Moreover, as we have learned this week in Scott McCloud’s discussion on the existence of “gutters” between the panels of comic books, the very nature of time and space is treated much differently in either medium. The notion of differing compositions between cinema and comics plays an integral role in discerning narrative aspects such as pacing which, while being one of the more subtle filmic techniques, proves to be crucial within both art forms. McCloud’s emphasis on varying panel compositions and their ability to either quicken or hinder the pace by which the reader “reads” each image is of paramount importance when considering adaptation of specific comic “scenes” to film. For example, within Zack Snyder’s adaptation of Moore and Gibbons’ “Watchmen”, the audience is privy an extremely faithful reworking of the famed graphic novel. However, within Nite Owl’s dream sequence (in which Dan and Laurie appear to be on mars and are enveloped by a nuclear explosion) as originally illustrated by Gibbons, the singular page structure is composed of a series of 16 smaller panels which gives the reader a feeling of quick succession, of rapid movement. Due to the fact that there is minimal information to decipher within the images, the reader quickly glosses over them. Snyder’s rendition of the scene is much more fluid and essentially dream-like in its representation, only using under 10 cuts to deliver the scene. The two scenes – while looking remarkably similar – each give a different tone to the sequence.
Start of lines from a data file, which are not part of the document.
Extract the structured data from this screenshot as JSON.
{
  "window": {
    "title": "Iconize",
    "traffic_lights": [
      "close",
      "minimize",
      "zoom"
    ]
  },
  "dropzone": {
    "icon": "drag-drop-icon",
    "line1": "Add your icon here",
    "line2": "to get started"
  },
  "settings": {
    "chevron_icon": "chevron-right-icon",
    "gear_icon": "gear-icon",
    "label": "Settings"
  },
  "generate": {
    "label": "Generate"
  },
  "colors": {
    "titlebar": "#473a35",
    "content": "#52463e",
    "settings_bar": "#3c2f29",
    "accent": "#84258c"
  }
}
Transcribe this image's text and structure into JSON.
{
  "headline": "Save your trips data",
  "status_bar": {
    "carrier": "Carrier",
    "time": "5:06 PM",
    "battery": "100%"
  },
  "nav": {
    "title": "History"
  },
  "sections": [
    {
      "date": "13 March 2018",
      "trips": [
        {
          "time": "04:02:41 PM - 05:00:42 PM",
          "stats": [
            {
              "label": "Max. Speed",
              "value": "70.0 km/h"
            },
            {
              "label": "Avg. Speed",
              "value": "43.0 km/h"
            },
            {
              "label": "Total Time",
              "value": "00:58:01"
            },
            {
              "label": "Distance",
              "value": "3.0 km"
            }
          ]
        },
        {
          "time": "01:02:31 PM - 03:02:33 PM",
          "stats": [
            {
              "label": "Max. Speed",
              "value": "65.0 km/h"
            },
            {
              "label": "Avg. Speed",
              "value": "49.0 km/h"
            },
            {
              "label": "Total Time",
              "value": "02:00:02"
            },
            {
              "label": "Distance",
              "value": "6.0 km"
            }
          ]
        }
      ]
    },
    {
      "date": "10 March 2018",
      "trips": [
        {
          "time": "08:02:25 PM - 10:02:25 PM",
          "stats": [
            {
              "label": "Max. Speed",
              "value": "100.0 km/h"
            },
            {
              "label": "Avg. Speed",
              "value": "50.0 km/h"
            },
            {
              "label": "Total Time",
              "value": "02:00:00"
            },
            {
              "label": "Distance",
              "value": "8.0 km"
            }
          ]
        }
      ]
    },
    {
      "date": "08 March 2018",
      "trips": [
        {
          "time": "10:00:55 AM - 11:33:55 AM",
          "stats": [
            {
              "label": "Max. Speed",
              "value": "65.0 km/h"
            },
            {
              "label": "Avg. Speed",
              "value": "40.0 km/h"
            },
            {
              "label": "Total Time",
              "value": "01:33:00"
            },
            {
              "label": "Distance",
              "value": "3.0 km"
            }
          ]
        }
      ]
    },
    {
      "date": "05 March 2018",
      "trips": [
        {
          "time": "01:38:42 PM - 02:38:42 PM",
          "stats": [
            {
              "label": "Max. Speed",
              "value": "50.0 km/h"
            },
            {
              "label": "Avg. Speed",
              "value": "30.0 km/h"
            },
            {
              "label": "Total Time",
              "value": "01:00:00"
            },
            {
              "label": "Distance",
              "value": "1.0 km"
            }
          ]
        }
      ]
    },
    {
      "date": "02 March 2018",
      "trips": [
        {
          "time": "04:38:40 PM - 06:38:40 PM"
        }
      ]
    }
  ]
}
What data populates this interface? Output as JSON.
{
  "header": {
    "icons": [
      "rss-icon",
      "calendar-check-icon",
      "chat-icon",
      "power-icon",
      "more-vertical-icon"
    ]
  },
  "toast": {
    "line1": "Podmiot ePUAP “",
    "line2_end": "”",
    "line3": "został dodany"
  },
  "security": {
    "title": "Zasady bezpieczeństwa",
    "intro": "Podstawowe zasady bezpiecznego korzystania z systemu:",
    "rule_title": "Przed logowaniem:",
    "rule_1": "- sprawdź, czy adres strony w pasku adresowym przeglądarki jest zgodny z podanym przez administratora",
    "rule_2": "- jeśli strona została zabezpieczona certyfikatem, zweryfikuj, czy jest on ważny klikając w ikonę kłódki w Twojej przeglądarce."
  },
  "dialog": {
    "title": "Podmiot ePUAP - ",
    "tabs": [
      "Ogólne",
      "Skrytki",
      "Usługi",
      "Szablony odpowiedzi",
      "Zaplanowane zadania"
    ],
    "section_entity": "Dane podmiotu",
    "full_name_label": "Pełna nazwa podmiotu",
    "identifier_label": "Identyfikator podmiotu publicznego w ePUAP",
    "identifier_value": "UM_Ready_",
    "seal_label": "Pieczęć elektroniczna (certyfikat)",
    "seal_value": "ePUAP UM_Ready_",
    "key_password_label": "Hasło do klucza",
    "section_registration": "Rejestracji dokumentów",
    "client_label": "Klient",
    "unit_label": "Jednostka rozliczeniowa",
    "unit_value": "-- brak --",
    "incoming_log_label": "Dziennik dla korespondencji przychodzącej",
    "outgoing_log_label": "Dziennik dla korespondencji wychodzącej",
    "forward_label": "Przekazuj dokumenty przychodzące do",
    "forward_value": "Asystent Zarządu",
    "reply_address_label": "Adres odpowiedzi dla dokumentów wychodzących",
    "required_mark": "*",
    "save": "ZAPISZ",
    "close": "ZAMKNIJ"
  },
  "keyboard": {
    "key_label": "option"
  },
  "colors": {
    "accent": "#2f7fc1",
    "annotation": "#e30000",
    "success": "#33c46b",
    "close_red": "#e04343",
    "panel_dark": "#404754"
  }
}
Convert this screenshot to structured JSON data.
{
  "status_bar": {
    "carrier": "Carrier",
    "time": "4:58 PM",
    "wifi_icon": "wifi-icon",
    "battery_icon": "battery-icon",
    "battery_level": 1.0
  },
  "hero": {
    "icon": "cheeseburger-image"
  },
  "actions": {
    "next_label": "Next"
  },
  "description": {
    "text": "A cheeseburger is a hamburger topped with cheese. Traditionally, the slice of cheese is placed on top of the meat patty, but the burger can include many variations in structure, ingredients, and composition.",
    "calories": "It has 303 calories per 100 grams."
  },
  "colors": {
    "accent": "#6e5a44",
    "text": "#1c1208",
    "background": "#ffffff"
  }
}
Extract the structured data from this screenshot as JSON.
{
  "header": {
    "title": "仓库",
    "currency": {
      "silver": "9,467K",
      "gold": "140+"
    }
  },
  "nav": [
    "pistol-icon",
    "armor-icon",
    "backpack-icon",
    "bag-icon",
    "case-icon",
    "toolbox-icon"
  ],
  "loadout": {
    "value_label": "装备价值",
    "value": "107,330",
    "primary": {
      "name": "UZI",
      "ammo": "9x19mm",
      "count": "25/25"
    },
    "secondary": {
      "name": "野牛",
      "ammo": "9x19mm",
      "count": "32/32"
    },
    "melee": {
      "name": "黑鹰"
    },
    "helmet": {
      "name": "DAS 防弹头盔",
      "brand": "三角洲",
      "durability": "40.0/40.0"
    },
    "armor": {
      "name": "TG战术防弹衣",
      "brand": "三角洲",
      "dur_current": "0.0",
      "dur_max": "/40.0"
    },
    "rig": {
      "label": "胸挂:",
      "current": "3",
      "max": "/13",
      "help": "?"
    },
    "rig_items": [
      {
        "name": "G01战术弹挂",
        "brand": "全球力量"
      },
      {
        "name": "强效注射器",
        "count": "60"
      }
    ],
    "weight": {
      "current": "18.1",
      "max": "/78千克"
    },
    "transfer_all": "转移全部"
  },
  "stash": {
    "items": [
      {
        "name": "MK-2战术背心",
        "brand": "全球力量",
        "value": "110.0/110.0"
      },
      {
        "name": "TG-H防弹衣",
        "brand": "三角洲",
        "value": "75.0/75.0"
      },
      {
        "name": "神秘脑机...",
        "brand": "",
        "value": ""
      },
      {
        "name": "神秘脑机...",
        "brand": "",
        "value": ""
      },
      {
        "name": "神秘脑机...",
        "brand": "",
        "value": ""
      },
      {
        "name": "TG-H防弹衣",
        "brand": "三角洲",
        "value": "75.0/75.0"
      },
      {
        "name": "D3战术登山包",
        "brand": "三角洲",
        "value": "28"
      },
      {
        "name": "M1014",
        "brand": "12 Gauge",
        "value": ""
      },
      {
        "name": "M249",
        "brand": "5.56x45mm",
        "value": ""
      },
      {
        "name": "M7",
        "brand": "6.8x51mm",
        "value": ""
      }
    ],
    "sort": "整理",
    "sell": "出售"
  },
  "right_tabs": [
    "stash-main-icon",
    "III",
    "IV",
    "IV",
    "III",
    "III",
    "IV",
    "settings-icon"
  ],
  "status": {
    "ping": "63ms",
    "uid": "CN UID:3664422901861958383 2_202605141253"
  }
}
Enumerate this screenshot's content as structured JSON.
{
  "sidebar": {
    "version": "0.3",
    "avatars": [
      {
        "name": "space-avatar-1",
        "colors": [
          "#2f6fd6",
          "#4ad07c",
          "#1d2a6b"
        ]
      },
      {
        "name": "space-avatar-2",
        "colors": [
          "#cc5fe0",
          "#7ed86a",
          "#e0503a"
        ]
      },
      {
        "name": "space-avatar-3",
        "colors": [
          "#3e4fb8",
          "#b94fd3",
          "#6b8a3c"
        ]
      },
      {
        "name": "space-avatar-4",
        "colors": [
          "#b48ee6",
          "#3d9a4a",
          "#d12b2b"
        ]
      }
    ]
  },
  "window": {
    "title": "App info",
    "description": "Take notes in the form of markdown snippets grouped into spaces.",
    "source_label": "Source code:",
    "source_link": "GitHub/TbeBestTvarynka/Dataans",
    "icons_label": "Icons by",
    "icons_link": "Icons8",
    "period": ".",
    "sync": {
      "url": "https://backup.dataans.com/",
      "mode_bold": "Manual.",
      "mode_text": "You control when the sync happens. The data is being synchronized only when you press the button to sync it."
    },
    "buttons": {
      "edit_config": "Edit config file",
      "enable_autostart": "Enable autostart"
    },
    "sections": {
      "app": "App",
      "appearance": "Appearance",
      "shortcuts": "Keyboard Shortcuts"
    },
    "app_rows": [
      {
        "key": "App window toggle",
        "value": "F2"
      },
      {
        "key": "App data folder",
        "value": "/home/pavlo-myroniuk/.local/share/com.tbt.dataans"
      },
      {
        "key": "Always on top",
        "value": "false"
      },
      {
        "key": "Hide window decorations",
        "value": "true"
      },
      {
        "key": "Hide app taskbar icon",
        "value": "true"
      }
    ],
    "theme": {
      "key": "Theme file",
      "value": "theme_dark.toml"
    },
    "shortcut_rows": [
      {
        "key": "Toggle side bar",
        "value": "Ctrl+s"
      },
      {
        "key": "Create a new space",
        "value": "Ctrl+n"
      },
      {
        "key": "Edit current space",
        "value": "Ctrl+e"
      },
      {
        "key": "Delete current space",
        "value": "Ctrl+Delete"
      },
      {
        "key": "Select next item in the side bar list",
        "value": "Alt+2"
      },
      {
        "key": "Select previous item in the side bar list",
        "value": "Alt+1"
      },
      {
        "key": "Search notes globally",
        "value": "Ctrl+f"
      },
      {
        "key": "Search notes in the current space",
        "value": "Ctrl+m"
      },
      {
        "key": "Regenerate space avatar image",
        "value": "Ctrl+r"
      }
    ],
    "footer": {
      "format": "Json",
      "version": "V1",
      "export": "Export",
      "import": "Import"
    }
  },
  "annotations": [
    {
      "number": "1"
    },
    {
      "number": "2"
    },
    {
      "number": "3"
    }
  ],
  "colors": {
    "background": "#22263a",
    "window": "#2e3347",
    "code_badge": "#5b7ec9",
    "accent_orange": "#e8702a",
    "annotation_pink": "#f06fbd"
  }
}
This ultimately highlights the difficulties evident in adapting a “still” medium to one steeped in movement.

 Works Cited.
  • Lefèvre, P. (2007). Incompatible Visual Ontologies? The Problematic Adaptation of Drawn Images. In Ian Gordon, Mark Jacovich, Matthew P. McCallister, Film and Comic Books (pp. 1 - 12). Jackson: University of Mississippi.
  • McCloud, Scott (1993); Understanding Comics: The Invisible Art; New York: Harper Collins Publishers Inc.
  • Moore, A & Gibbons, D (1987); Watchmen; New York: DC comics.